Para Benjamin, a degradação moral do Uber piorou ali. Ao invés de entrar na justiça, a empresa fez o mesmo que o rival e ainda aumentou o problema. E o fato de que a maior empresa de transporte por aplicativos estava interessada em fazer isso acabou fazendo que todas as outras também adotassem, como é o caso de Easy e 99 no Brasil.
A companhia começou a usar seus poderes para defender sua ilegalidade, contratando pessoas, criando procedimentos e sistemas de software para permitir que isso continuasse e fazer lobby para legalizar. Além disso, havia um grande esforço para pintar o Uber como a grande inovação do século e que seus críticos eram pessoas presas no passado. O professor destaca que isso era uma prática de todos os advogados e do departamento de marketing da empresa.
Ilegal desde o começo, a startup se esforçava para que isso se tornasse o normal logo depois. Mas alguns funcionários pagavam o preço, como os dois executivos presos na Europa, por exemplo, por operar sem licença. Os motoristas também sofreram represálias dos taxistas em diversas partes do mundo.
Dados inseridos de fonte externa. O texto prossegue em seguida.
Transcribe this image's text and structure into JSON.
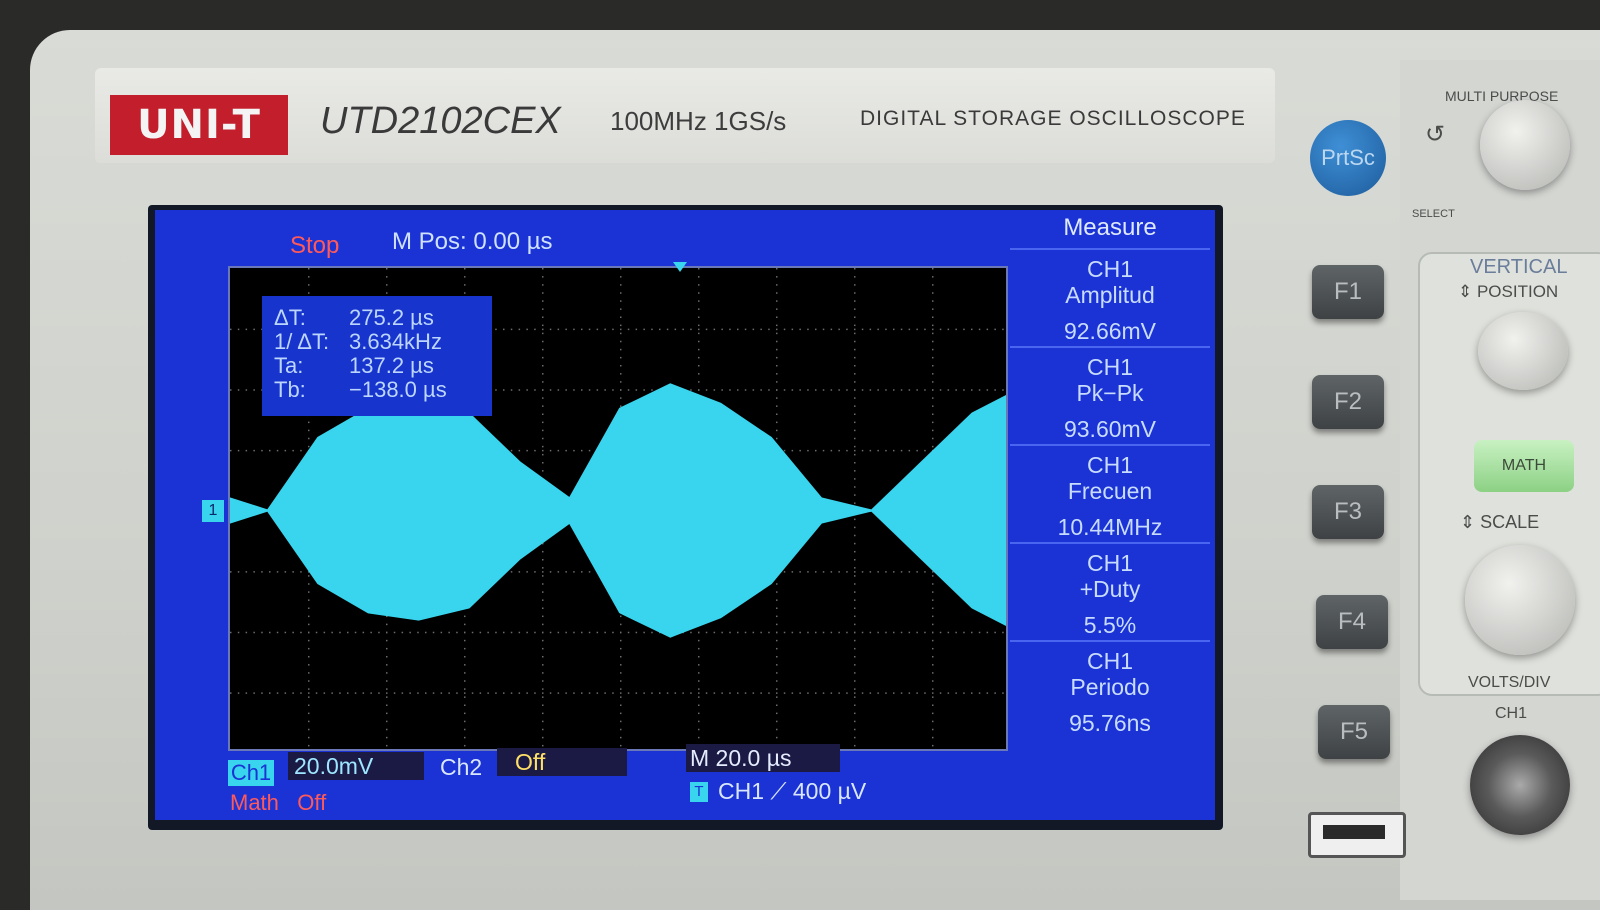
{
  "device": {
    "brand": "UNI-T",
    "model": "UTD2102CEX",
    "specs": "100MHz  1GS/s",
    "type": "DIGITAL STORAGE OSCILLOSCOPE"
  },
  "status": {
    "run_state": "Stop",
    "mpos": "M Pos: 0.00 µs"
  },
  "cursor": {
    "dt_label": "ΔT:",
    "dt_value": "275.2 µs",
    "inv_label": "1/ ΔT:",
    "inv_value": "3.634kHz",
    "ta_label": "Ta:",
    "ta_value": "137.2 µs",
    "tb_label": "Tb:",
    "tb_value": "−138.0 µs"
  },
  "measure": {
    "title": "Measure",
    "items": [
      {
        "source": "CH1",
        "name": "Amplitud",
        "value": "92.66mV"
      },
      {
        "source": "CH1",
        "name": "Pk−Pk",
        "value": "93.60mV"
      },
      {
        "source": "CH1",
        "name": "Frecuen",
        "value": "10.44MHz"
      },
      {
        "source": "CH1",
        "name": "+Duty",
        "value": "5.5%"
      },
      {
        "source": "CH1",
        "name": "Periodo",
        "value": "95.76ns"
      }
    ]
  },
  "bottom": {
    "ch1_tag": "Ch1",
    "ch1_scale": "20.0mV",
    "ch2_label": "Ch2",
    "ch2_state": "Off",
    "timebase": "M 20.0 µs",
    "trigger_tag": "T",
    "trigger": "CH1  ⟋   400 µV",
    "math_label": "Math",
    "math_state": "Off"
  },
  "channel_marker": "1",
  "buttons": {
    "prtsc": "PrtSc",
    "f1": "F1",
    "f2": "F2",
    "f3": "F3",
    "f4": "F4",
    "f5": "F5",
    "math": "MATH"
  },
  "panel_labels": {
    "multi": "MULTI PURPOSE",
    "select": "SELECT",
    "vertical": "VERTICAL",
    "position": "POSITION",
    "scale": "SCALE",
    "voltsdiv": "VOLTS/DIV",
    "ch1": "CH1"
  },
  "colors": {
    "screen_bg": "#1b33d4",
    "trace": "#39d4ee",
    "stop": "#ff5a5a",
    "ch2_off": "#ffe066"
  },
  "chart_data": {
    "type": "area",
    "x": [
      -155,
      -140,
      -120,
      -100,
      -80,
      -60,
      -40,
      -20,
      0,
      20,
      40,
      60,
      80,
      100,
      120,
      140,
      155
    ],
    "envelope_top": [
      5,
      0,
      30,
      42,
      45,
      40,
      20,
      5,
      42,
      52,
      44,
      30,
      5,
      0,
      20,
      40,
      48
    ],
    "envelope_bottom": [
      -5,
      0,
      -30,
      -42,
      -45,
      -40,
      -20,
      -5,
      -42,
      -52,
      -44,
      -30,
      -5,
      0,
      -20,
      -40,
      -48
    ],
    "xlabel": "",
    "ylabel": "",
    "grid": true
  }
}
Até a chefe do setor jurídico, Salle Yoo, estava envolvida em buscar métodos de perpetuar a ilegalidade, ajudando a criar um software que escondia dos investigadores do governo os carros. Isso caracterizava o quanto a cultura da empresa já estava contaminada pela intenção de não seguir leis.
O professor de Harvard acredita que assim como o Napster mudou a indústria da música, facilitando o surgimento do iTunes, Pandora e até do Spotify, o Uber também terá seus efeitos positivos, mudando leis e mostrando o que é possível com a tecnologia. Entretanto, estando a cultura da empresa contaminada pela falta de interesse em seguir leis e cometer crimes como forma de manter a empresa funcionando, é outra empresa, legal desde o começo, que deverá se beneficiar disso.